Seus olhos brilharam. Engolindo em seco de puro nervosismo, ela ergueu o papel com cautela, abriu na primeira página e correu os olhos velozmente pelas informações.
Assim que confirmou que se tratava do documento certo, sacou o celular às pressas e abriu a câmera.
Suas mãos vacilavam, mas ela tentava ao máximo ajustar o ângulo para garantir que todas as páginas ficassem perfeitamente legíveis na foto.
Como era a sua primeira vez cometendo aquele tipo de delito, pequenas gotas de suor logo começaram a brotar em sua testa, e os seus olhos refletiam pavor e ansiedade.
Enquanto fotografava, ela olhava furtivamente para a porta, aterrorizada com a possibilidade de alguém entrar de surpresa.
Finalmente, todas as páginas estavam registradas em seu aparelho.
Ela soltou um longo suspiro de alívio.
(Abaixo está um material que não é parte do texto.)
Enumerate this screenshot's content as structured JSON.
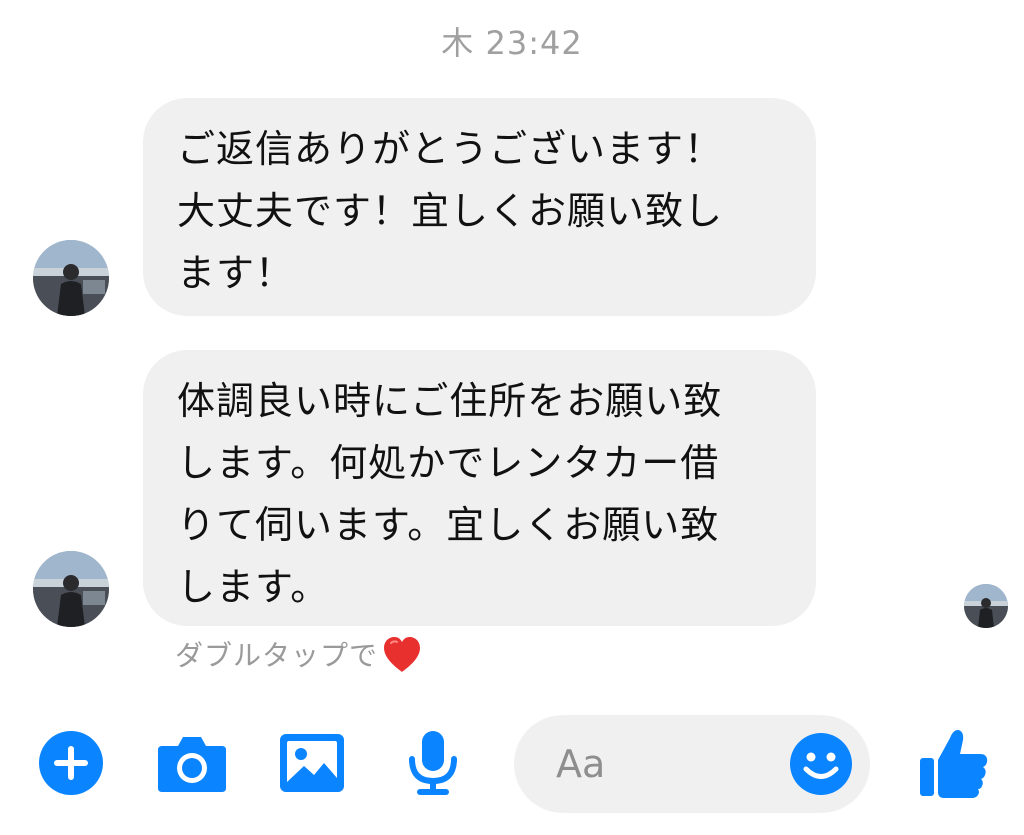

Rapidamente, devolveu a pasta ao lugar exato e reorganizou a gaveta, certificando-se de não deixar nenhum vestígio.
Bem no instante em que ia fechar a gaveta, ela reparou em um porta-retrato posicionado atrás do monitor. Para o seu choque, era uma foto de Ema.
O olhar de Natália congelou sobre a moldura, enquanto uma onda avassaladora de ciúme e fúria invadia o seu peito.
Seus dedos cravaram-se com força na beirada da gaveta, as unhas quase marcando a madeira.
Por que a mesa de Alípio ainda exibia uma foto de Ema?
Ela mordeu os lábios com tanta força que quase os feriu. Com os olhos faiscando de rancor, teve a vontade de estraçalhar contra o chão.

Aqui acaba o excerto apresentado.